Взошла луна. Звезды в разреженном воздухе Альтиплано светили так, как нигде на свете. Впервые за время долгого путешествия в поисках утерянных индейских государств мы проникли глубоко в горы. Тут уже не чувствуется ни дыхания океана, ни зноя прибрежных песчаных пустынь или речных долин, где зародились культуры Наска, Паракас, Виру и, наконец, Мочика.

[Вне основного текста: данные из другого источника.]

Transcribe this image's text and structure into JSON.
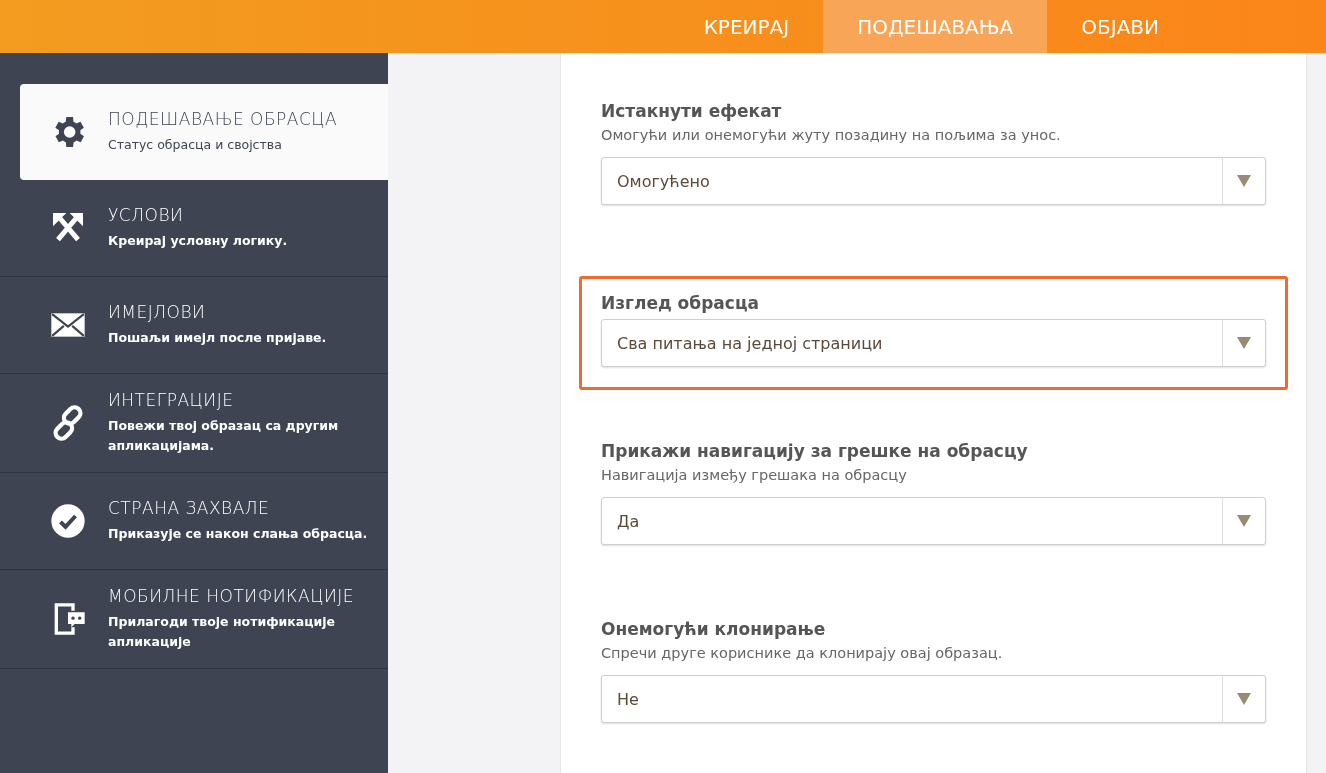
{
  "top_tabs": [
    {
      "label": "КРЕИРАЈ",
      "selected": false
    },
    {
      "label": "ПОДЕШАВАЊА",
      "selected": true
    },
    {
      "label": "ОБЈАВИ",
      "selected": false
    }
  ],
  "sidebar": {
    "items": [
      {
        "title": "ПОДЕШАВАЊЕ ОБРАСЦА",
        "subtitle": "Статус обрасца и својства",
        "selected": true
      },
      {
        "title": "УСЛОВИ",
        "subtitle": "Креирај условну логику.",
        "selected": false
      },
      {
        "title": "ИМЕЈЛОВИ",
        "subtitle": "Пошаљи имејл после пријаве.",
        "selected": false
      },
      {
        "title": "ИНТЕГРАЦИЈЕ",
        "subtitle": "Повежи твој образац са другим апликацијама.",
        "selected": false
      },
      {
        "title": "СТРАНА ЗАХВАЛЕ",
        "subtitle": "Приказује се након слања обрасца.",
        "selected": false
      },
      {
        "title": "МОБИЛНЕ НОТИФИКАЦИЈЕ",
        "subtitle": "Прилагоди твоје нотификације апликације",
        "selected": false
      }
    ]
  },
  "settings": [
    {
      "title": "Истакнути ефекат",
      "description": "Омогући или онемогући жуту позадину на пољима за унос.",
      "value": "Омогућено",
      "highlighted": false
    },
    {
      "title": "Изглед обрасца",
      "value": "Сва питања на једној страници",
      "highlighted": true
    },
    {
      "title": "Прикажи навигацију за грешке на обрасцу",
      "description": "Навигација између грешака на обрасцу",
      "value": "Да",
      "highlighted": false
    },
    {
      "title": "Онемогући клонирање",
      "description": "Спречи друге кориснике да клонирају овај образац.",
      "value": "Не",
      "highlighted": false
    }
  ]
}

Этот город – творение культуры, прародину которой мы не знаем, но которая, по всей вероятности, возникла именно здесь, на нагорных равнинах перуанского юга. Эта культура в пору своей наибольшей славы сумела проникнуть до самого перуанского побережья и своим искусством, своими религиозными представлениями оказала воздействие даже на самые отдаленные области этой части Южной Америки. Тиауанако после Чавина – вторая общеперуанская или общеандская культура. Эта культура, возможно, еще больше, чем Чавин, вызывала, вызывает и наверняка будет вызывать в будущем самые фантастические догадки. Даже при попытке ответить на основополагающие вопросы, какие обычно ставятся при открытии древних индейских городов: кто и когда основал Тиауанако – город, расположенный так близко к звездам и так далеко от людей?